How to respond when your partner shares a kink with you
Talking about sex is hard, y'all
Great sex doesn’t just happen. It’s not magic. It requires actual thinking and actual talking. But those conversations can be really hard, especially since many of us were never given the tools to discuss (or even figure out!) things like boundaries, consent, desire, turn-ons, or turn-offs. So when a partner shares something with you that they want to do, whether it’s a “kink” or not, you might be taken by surprise and not know how to respond, especially if it’s something you hadn’t considered before. Here’s how to proceed in a way that’s loving and supportive of your partner and also honors your own needs and desires:
1. Let them know you’re glad they shared with you
This is the most important thing you can do anytime a partner shares a sexual desire or interest with you. Even if you’re not sure you’re interested in doing what they’ve described, remember that sharing it required vulnerability on their part. They did something hard and no matter how you choose to proceed, you can do so in a loving, non-judgmental, and sex-positive way. One way to do that is by telling them that you’re glad to know about anything they want to share with you and that you’re interested in learning more about what turns them on. (And if that’s not actually true for you, consider whether you should be having any kind of sex with this person.)
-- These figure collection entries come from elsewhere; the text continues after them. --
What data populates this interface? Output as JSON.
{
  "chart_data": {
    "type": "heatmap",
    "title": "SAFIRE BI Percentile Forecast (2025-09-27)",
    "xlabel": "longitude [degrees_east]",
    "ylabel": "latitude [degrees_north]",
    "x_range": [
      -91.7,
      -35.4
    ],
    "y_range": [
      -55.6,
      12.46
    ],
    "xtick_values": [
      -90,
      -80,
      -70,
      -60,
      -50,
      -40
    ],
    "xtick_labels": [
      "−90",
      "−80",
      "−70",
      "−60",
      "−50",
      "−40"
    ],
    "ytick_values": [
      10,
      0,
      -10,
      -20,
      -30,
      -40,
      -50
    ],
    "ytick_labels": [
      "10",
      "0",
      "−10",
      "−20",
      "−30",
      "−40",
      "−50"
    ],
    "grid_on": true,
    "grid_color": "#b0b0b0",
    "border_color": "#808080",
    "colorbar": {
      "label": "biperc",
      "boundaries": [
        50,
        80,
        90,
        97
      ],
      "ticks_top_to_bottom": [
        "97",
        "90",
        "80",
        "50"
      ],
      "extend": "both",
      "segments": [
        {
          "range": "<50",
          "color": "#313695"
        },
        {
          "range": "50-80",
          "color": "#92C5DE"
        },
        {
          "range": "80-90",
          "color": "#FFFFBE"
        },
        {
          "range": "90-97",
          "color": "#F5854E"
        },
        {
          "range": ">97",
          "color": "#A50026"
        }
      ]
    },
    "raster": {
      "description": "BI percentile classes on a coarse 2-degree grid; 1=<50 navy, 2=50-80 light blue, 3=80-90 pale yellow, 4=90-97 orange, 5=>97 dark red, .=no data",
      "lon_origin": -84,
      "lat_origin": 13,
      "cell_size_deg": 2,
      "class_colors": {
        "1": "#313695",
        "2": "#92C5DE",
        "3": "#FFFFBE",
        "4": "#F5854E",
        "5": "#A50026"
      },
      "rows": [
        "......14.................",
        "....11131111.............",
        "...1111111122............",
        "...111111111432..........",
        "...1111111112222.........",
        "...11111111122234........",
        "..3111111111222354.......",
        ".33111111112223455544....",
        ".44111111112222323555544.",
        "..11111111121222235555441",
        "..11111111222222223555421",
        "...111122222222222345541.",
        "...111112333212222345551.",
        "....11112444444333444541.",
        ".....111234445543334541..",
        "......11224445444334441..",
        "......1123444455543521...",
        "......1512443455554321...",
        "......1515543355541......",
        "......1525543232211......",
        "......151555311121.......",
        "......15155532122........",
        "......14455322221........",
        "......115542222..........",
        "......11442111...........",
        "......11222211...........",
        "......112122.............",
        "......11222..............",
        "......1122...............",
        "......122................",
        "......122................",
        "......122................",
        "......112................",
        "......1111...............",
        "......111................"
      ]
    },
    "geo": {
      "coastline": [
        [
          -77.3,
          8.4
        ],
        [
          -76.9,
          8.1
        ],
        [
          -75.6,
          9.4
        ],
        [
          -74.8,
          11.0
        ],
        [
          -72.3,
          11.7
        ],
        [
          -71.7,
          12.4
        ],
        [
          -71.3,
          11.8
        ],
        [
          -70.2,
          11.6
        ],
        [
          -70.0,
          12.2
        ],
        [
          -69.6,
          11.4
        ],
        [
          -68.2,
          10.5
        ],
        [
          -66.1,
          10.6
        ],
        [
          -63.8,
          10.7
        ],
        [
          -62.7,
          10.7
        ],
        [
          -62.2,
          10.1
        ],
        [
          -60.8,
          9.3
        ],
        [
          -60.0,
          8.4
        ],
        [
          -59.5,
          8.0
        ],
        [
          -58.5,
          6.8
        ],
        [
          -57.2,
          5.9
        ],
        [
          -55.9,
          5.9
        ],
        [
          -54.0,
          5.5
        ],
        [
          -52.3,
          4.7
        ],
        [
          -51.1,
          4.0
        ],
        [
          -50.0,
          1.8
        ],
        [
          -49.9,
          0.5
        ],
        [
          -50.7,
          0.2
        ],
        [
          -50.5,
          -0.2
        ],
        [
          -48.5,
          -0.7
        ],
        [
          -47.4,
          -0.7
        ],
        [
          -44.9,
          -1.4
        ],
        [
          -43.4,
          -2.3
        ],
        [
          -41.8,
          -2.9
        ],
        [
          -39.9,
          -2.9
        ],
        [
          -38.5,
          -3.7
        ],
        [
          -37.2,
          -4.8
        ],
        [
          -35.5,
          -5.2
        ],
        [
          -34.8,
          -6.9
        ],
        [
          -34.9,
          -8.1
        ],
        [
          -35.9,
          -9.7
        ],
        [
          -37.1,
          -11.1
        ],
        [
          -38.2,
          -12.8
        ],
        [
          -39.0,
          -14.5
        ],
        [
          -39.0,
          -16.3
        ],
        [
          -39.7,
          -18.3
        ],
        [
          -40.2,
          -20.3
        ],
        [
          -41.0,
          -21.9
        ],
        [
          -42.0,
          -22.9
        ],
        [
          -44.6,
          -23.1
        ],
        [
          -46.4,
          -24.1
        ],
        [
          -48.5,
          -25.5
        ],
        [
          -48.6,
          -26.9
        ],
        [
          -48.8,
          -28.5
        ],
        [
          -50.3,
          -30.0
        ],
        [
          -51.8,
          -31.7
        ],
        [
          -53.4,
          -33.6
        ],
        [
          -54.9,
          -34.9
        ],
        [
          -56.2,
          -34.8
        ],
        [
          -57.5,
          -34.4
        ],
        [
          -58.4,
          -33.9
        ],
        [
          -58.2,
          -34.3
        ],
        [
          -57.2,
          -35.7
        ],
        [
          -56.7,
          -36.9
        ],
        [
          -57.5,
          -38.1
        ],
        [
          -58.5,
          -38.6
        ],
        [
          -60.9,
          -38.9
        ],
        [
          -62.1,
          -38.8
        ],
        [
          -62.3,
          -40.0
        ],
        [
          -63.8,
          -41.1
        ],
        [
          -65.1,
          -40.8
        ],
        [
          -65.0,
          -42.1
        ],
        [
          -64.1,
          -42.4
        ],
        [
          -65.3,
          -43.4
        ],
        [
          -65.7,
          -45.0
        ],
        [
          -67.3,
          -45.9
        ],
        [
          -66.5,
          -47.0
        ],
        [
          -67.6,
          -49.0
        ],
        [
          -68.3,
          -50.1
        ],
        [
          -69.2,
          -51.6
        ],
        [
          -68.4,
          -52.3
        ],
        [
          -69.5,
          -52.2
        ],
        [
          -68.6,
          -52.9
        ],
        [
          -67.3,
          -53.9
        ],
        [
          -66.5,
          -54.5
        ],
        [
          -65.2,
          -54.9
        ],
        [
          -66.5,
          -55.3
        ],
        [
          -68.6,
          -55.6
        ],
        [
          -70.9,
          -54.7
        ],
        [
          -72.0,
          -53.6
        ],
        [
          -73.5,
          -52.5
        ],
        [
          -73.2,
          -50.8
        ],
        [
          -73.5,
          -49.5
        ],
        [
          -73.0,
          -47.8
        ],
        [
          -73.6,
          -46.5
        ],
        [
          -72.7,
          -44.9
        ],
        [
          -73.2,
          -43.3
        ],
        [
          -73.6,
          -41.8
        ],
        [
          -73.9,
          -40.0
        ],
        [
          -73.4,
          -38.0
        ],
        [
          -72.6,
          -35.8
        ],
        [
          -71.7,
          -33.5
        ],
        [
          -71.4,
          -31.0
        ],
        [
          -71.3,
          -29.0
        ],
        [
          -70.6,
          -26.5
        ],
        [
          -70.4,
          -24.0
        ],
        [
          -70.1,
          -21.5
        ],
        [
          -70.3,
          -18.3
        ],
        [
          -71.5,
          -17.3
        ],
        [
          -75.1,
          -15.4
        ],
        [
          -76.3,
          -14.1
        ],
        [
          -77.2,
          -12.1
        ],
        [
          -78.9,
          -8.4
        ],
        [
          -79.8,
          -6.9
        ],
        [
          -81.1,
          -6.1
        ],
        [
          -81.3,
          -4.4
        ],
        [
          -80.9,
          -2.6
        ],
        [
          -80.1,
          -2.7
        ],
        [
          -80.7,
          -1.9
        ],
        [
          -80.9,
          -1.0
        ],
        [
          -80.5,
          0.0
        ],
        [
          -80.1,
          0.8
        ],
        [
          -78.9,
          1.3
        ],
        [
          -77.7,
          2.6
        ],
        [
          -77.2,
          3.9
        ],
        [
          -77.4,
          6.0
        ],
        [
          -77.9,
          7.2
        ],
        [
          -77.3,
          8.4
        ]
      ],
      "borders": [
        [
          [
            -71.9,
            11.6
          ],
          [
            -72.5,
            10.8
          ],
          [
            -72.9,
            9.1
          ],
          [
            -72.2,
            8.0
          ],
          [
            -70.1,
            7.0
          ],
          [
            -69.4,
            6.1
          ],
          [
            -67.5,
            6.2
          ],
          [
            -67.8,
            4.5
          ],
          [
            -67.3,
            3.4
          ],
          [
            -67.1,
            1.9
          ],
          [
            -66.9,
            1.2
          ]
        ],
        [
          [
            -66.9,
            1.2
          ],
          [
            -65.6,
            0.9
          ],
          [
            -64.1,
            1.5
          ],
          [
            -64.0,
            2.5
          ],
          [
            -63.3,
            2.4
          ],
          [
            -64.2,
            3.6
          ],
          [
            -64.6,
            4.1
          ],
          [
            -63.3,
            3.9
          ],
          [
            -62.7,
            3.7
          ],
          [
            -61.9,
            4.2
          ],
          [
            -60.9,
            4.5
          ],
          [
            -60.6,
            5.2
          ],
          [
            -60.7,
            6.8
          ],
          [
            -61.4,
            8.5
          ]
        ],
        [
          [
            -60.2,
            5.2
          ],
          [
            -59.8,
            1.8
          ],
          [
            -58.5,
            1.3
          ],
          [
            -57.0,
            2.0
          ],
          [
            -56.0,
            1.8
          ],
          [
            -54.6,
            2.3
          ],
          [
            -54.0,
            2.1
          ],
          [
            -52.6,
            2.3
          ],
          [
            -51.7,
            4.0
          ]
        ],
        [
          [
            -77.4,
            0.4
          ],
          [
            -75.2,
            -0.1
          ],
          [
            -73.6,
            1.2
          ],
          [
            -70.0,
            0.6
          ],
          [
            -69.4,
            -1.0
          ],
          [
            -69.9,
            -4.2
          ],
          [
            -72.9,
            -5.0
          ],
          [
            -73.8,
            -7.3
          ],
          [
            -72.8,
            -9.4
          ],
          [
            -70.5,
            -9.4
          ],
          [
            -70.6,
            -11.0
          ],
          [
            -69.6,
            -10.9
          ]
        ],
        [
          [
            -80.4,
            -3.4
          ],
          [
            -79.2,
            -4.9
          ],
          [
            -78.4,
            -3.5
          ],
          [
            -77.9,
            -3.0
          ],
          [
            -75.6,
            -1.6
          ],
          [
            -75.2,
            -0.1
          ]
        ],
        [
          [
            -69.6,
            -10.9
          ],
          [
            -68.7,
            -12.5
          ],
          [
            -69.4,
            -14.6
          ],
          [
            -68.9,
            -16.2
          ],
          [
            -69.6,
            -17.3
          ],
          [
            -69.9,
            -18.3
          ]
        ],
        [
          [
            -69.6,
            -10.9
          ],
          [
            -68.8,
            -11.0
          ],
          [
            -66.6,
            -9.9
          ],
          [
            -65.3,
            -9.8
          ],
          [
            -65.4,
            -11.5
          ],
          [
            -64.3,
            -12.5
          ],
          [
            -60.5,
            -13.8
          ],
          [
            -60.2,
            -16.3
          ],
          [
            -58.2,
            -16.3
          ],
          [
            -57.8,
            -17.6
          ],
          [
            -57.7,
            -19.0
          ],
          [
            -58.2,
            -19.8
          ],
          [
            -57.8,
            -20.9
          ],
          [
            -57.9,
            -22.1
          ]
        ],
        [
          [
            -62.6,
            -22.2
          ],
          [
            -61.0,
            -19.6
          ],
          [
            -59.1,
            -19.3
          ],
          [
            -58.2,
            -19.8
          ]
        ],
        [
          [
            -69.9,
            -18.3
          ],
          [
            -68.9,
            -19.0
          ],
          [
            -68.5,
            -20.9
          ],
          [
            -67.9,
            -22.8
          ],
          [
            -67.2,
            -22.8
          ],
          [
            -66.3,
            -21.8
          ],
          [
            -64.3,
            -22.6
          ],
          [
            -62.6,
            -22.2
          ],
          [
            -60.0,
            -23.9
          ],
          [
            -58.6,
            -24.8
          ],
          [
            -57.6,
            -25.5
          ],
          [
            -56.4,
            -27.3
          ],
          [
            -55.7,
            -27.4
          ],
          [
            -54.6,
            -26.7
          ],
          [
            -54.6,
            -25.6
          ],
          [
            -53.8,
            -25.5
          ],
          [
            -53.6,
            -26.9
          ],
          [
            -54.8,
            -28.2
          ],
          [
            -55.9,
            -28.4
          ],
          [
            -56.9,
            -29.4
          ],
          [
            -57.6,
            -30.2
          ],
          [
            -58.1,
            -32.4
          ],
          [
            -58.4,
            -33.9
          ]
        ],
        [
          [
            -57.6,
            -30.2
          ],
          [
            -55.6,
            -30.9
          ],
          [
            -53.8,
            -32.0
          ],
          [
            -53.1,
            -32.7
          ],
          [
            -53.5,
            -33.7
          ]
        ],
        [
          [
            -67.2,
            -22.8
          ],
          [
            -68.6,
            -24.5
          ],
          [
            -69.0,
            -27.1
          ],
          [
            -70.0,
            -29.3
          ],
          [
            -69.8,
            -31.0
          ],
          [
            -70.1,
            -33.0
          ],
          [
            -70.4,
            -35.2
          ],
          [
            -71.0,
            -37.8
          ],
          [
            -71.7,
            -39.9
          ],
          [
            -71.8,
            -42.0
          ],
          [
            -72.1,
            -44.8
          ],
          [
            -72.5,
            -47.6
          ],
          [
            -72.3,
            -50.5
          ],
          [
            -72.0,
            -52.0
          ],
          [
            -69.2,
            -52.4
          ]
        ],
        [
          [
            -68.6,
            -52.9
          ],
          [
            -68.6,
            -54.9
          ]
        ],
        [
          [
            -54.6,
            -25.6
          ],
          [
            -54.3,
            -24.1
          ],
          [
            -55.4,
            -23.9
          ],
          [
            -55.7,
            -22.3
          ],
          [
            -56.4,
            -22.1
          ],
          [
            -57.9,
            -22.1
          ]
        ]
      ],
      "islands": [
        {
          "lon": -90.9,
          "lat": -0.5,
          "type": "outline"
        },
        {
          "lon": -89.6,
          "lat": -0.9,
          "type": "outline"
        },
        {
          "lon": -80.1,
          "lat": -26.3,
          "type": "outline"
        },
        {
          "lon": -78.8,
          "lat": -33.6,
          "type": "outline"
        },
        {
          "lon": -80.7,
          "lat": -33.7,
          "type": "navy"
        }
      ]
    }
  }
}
2. Let them know they’re safe to tell you more
A simple statement like “Cool, tell me more!” could be a huge relief to your partner if they were nervous about how you would react or if they’re holding any shame about their sexuality. Getting the details can also help you figure out if you’re into the idea or not.
3. Ask them what their experiences have been like sharing with partners in the past
It’s news to exactly no one that many of us have complicated emotional baggage left behind by sexual partners of yore. If your current partner has been traumatized by telling someone about a kink and having that person react negatively, it can be really helpful to know more about that so you can try to avoid triggering those negative emotions. You may be super excited about trying something new with them and have lots of questions, but if they were peppered with questions by a previous partner who was unsupportive, then you may want to hold off on the rapid-fire questions. If they’ve had partners who made them feel really supported and safe, it can be helpful to know what that looked like as well.
4. Figure out whether it’s a yes, no, or maybe for you
Ask questions, do some research if you need to, and take whatever time you need to think about it. When you can, let your partner know whether it’s something you’re definitely into, might be into but aren’t quite sure, or are definitely not into. All three options and everything in between should be 100% okay with your partner. Great sex is sex with enthusiastic consent from all involved.
5. Find out whether it’s the icing on the cake for them or the cake itself
It can be helpful to know whether this activity is something absolutely essential to your partner’s having a satisfying sex life or if it’s just something that would be nice to have but not necessary.
6. Have an honest discussion
If it’s a “yes” for you, then reporting that back should be pretty easy. Next comes the fun part—discussing how to go about incorporating the kink into your sex life. If it’s a “maybe,” talk through where your boundaries are and/or what else may help you figure out where they are. If it turns out it’s essential for them and a “no” for you, you may need to discuss with a sex therapist, and that’s okay! That doesn’t mean there won’t be creative workarounds that will work for both of you.
You’re doing great. Now go wash your hands.